Домовые если не спят — то делом занимаются, а в особенности — домовихи. Потому Таисья Федотовна посмотрела на Матрену Даниловну с признательностью. Жизнь, покатившаяся было под откос, могла заново наладиться, если вовремя заняться делом.
— К делу — это бы неплохо, — прошептала Таисья Федотовна. — Да только боязно. Ведь эта нечисть за нами и сюда притащится.
— А притащится — укорот дадим, — жестко сказала Матрена Даниловна. — Эко дело — ветер гуляет! На что же у нас тогда наши мужики, коли не управятся с ветром? Грош цена таким мужикам…
И тут ее осенило.
— Да коли мой Лукьян Пафнутьевич против этой нечисти себя трусом окажет — брошу! Вот те правда святая — брошу! К другому жить пойду!
И, развивая эту тему, она повела Таисью Федотовну межэтажными перекрытиями к куме Степаниде Прокопьевне.
Кума с нетерпением ждала новостей. Жизнь у домовых простая, трудовая, и если что случится — они от новости все наслаждение, какое можно, получат. А тут тебе сразу куча всего: и похороны, и страшная нечисть, слоняющаяся по дорогам в виде пыльного столба, и деревенская домовиха, которой нужно место в жизни искать, и суровое намерение Матрены Даниловны уходить от трусливого мужа совсем и навеки!
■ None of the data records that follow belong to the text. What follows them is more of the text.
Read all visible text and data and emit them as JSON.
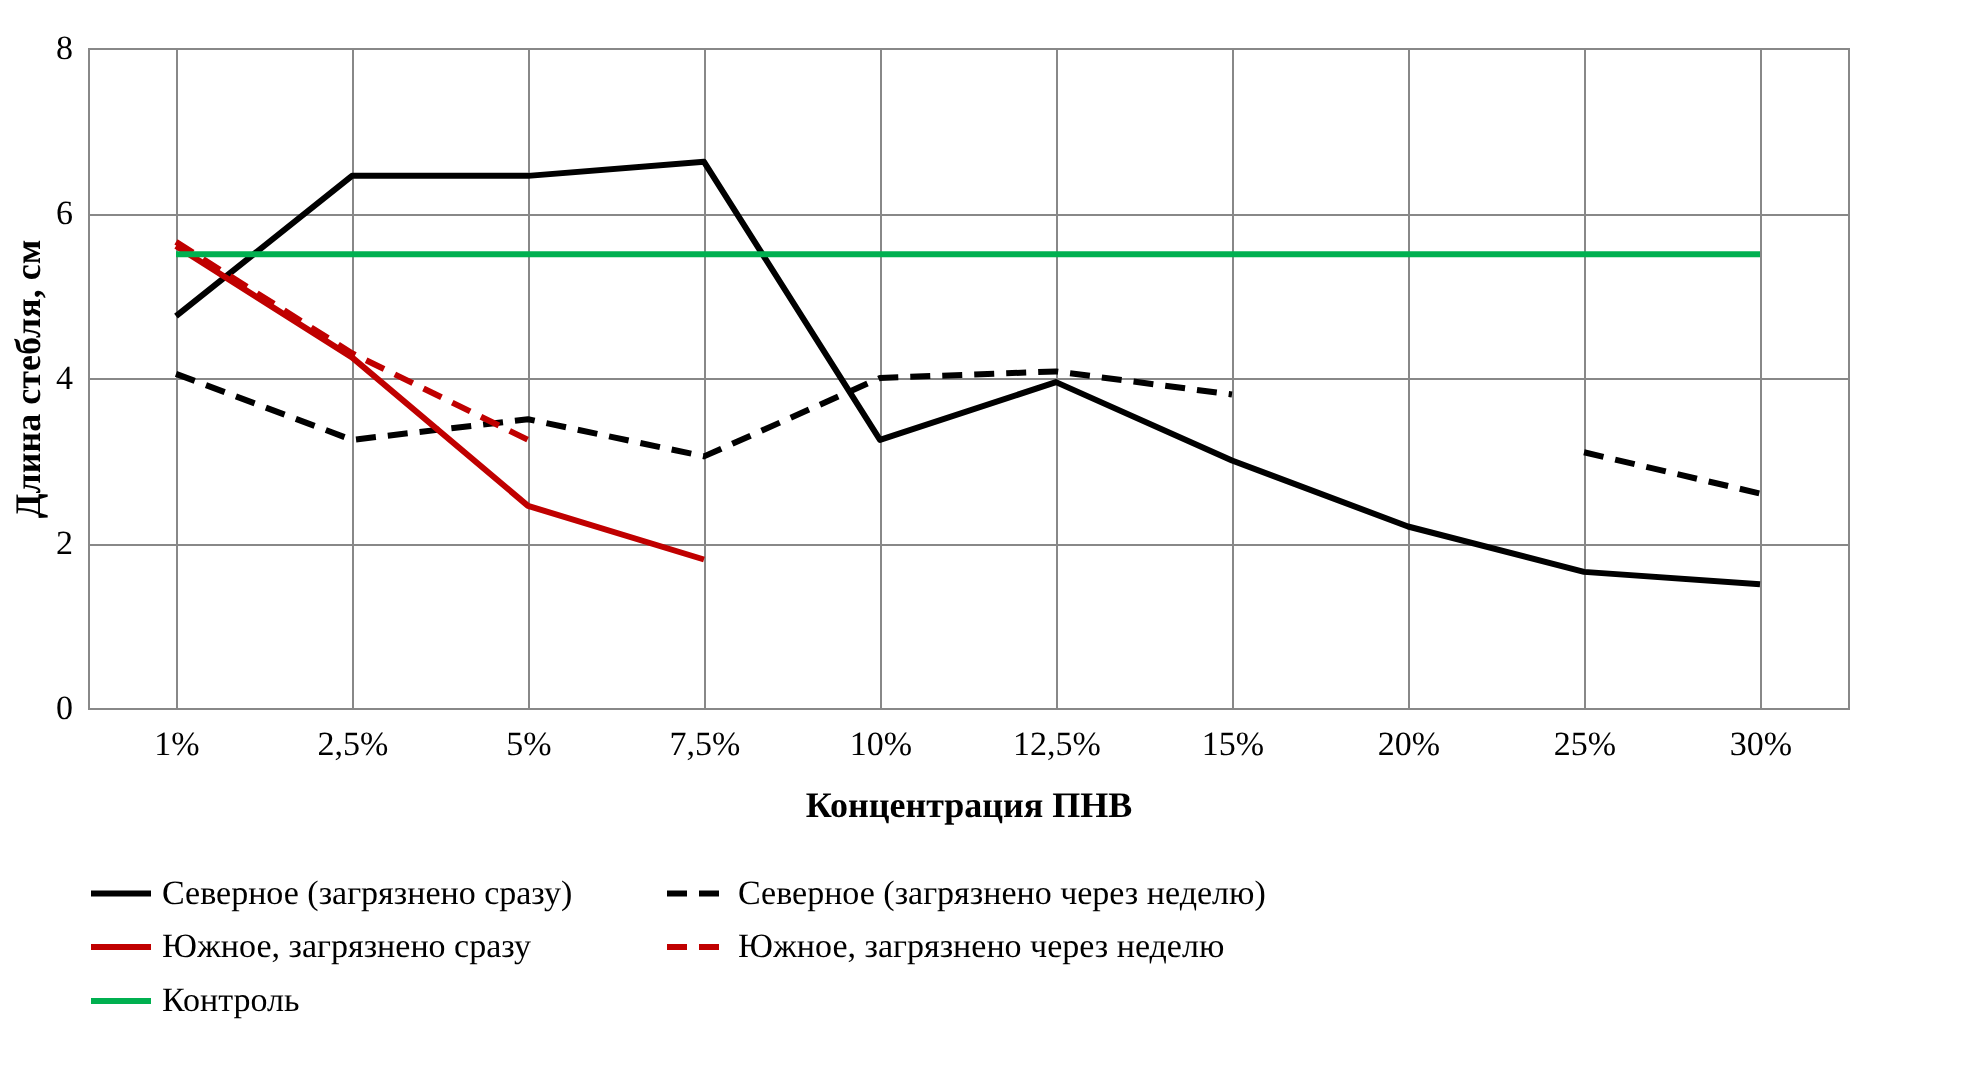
{
  "chart_data": {
    "type": "line",
    "xlabel": "Концентрация ПНВ",
    "ylabel": "Длина стебля, см",
    "categories": [
      "1%",
      "2,5%",
      "5%",
      "7,5%",
      "10%",
      "12,5%",
      "15%",
      "20%",
      "25%",
      "30%"
    ],
    "ylim": [
      0,
      8
    ],
    "yticks": [
      0,
      2,
      4,
      6,
      8
    ],
    "grid": true,
    "legend": "bottom",
    "series": [
      {
        "name": "Северное (загрязнено сразу)",
        "color": "#000000",
        "line_style": "solid",
        "values": [
          4.75,
          6.45,
          6.45,
          6.62,
          3.25,
          3.95,
          3.0,
          2.2,
          1.65,
          1.5
        ]
      },
      {
        "name": "Северное (загрязнено через неделю)",
        "color": "#000000",
        "line_style": "dashed",
        "values": [
          4.05,
          3.25,
          3.5,
          3.05,
          4.0,
          4.08,
          3.8,
          null,
          3.1,
          2.6
        ]
      },
      {
        "name": "Южное, загрязнено сразу",
        "color": "#c00000",
        "line_style": "solid",
        "values": [
          5.6,
          4.25,
          2.45,
          1.8,
          null,
          null,
          null,
          null,
          null,
          null
        ]
      },
      {
        "name": "Южное, загрязнено через неделю",
        "color": "#c00000",
        "line_style": "dashed",
        "values": [
          5.65,
          4.3,
          3.25,
          null,
          null,
          null,
          null,
          null,
          null,
          null
        ]
      },
      {
        "name": "Контроль",
        "color": "#00b050",
        "line_style": "solid",
        "values": [
          5.5,
          5.5,
          5.5,
          5.5,
          5.5,
          5.5,
          5.5,
          5.5,
          5.5,
          5.5
        ]
      }
    ]
  }
}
Похороны у домовых хоть редко, да происходят, и нечисть время от времени объявляется, и вдовую домовиху всем миром случается пристраивать, но чтобы жена от мужа ушла — такого еще не бывало. Спокон веку. Потому Степанида Прокопьевна именно этим больше всего и заинтересовалась. Разумеется, первым делом попыталась узнать — к кому кума Матрена Даниловна собралась.
— Да мало ли бобылей? Мне всякий рад будет! Взять того же Тимофея Игнатьича — чем не жених? — спросила нарушительница вековечных устоев. — И крепок, и деловит!
— Так ведь свах гоняет!
— Потому и гоняет, что путной девки все никак ему не подберут. А я ему как раз под пару! И ростом вровень, и работящая, и беспорядка не терплю.
— Это — да, это — да, — согласилась кума. — А коли откажет?
— Коли откажет? А вон у нас еще Евсей Карпович есть…
— Ну, этот и подавно тебя на порог не пустит! — развеселилась Степанида Прокопьевна. — Гордости у него — мерять не перемерять!
И чуть было не проболталась тут Матрена Даниловна, да роток себе ладошкой прихлопнула. Пускал, пускал ее на порог своенравный домовой Евсей Карпович, да только встречались они тайно, чтобы шума и склоки не вышло.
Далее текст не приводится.